Short sleep duration increases cardiovascular risk
Poor sleep quality and reduced sleep duration have been linked to an increased risk of cardiovascular disease, as they increase heart disease risk factors such as glucose levels, blood pressure, inflammation and obesity. However, large clinical studies that investigate the link between measured sleep and atherosclerosis — the build-up of plaque which is made up of fat, cholesterol, calcium and other substances in artery walls — has been lacking.
The researchers also noted that a shorter sleep duration that is of good quality can overcome the detrimental effects of shorter sleep.
To investigate this, researchers conducted a study that involved 3974 participants from the PESA (Progression of Early Subclinical Atherosclerosis) study. All participants were known not to have any heart disease and were 62.6 per cent men. The participants wore an actigraph — a small device which continuously measures activity or movement — for seven days to measure their sleep. The participants were divided into four groups: those who slept less than six hours, those who slept six to seven hours, those who slept seven to eight hours and those who slept more than eight hours. The researchers also looked for signs of heart disease in participants through the use of 3D ultrasound and cardiac CT scans.

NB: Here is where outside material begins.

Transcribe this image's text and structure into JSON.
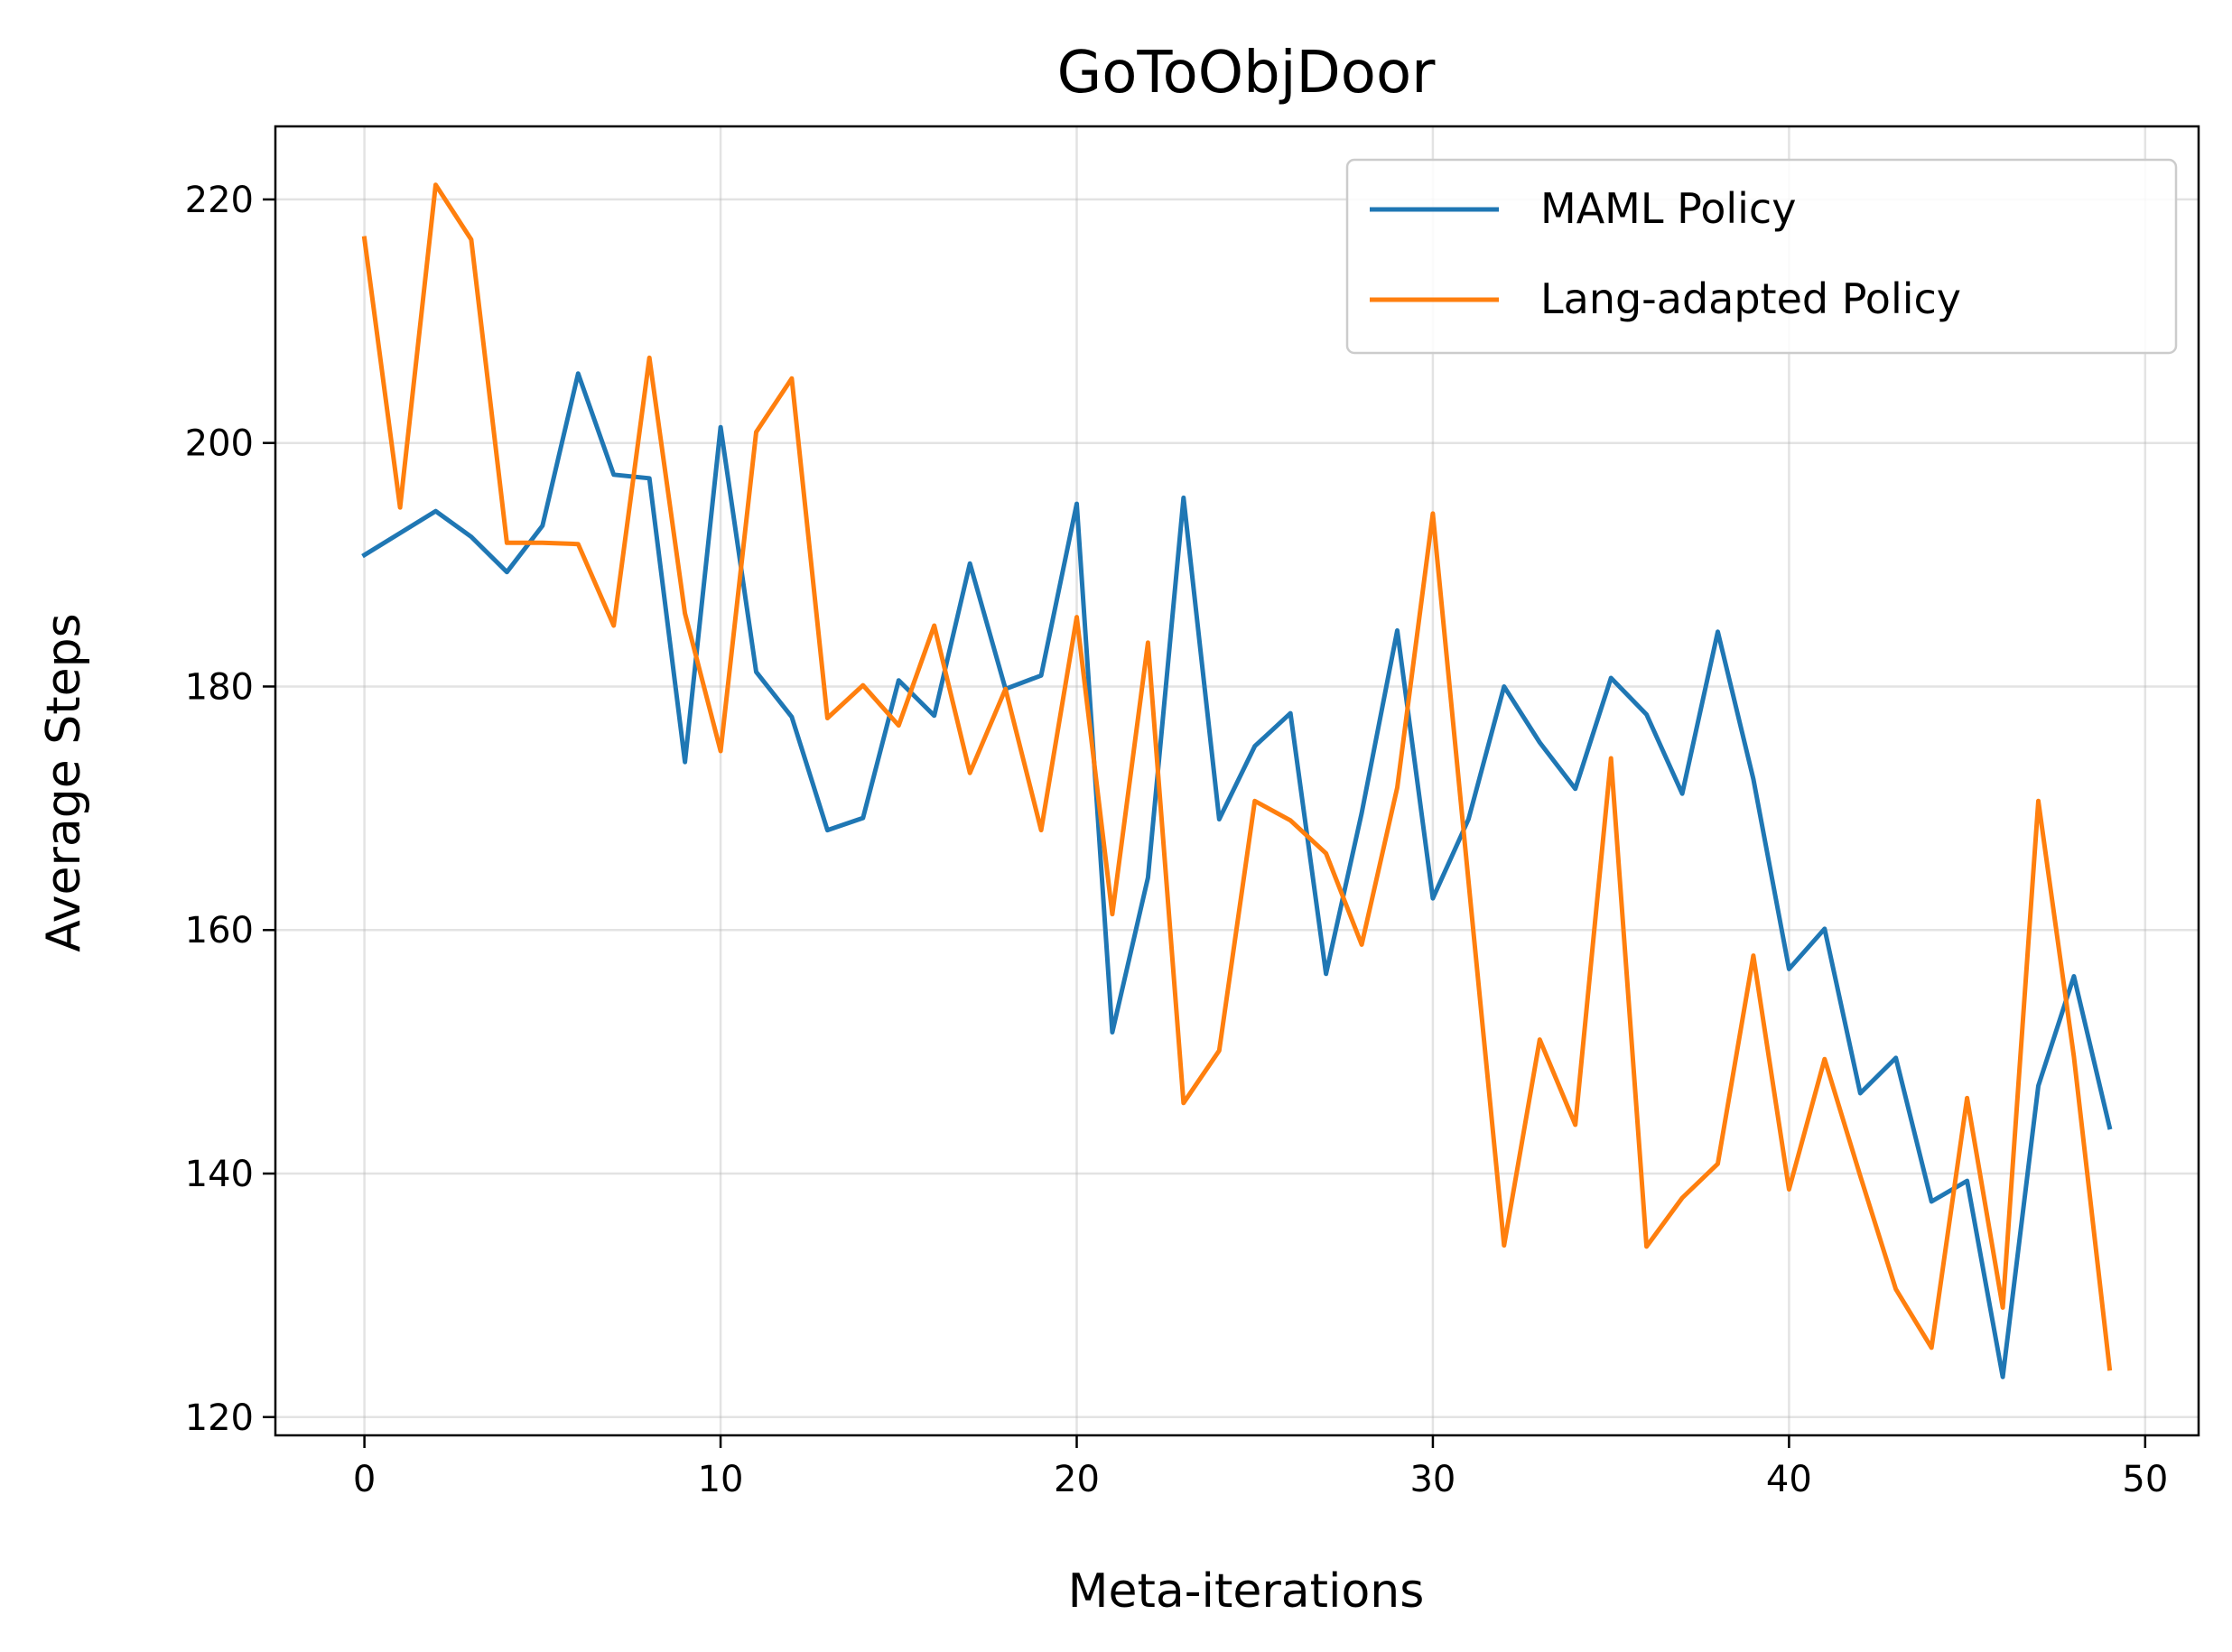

The researchers found that when they adjusted for traditional risk factors for heart disease, participants who slept less than six hours were 27 per cent were more likely to have atherosclerosis throughout the body compared with those who slept seven to eight hours. The researchers also found that those who had poor quality sleep were 34 per cent more likely to develop atherosclerosis compared to those who had good quality sleep. Quality of sleep is defined by how often a person wakes up during the night and the frequency of movement during sleep which reflects the sleep phases. The study found that alcohol and caffeine consumption were higher in participants with short and disrupted sleep. The study also found that the small number of women who slept more than eight hours a night had an increased risk of atherosclerosis. The researchers also noted that a shorter sleep duration that is of good quality can overcome the detrimental effects of shorter sleep.
This large study on a healthy population, unlike other studies, obtains an objective measure of sleep with the help of an actigraph rather than the self-reported state of sleep as done in previous studies. It goes on to show that people who sleep less than six hours a night and poor quality of sleep can result in an increased risk of atherosclerosis.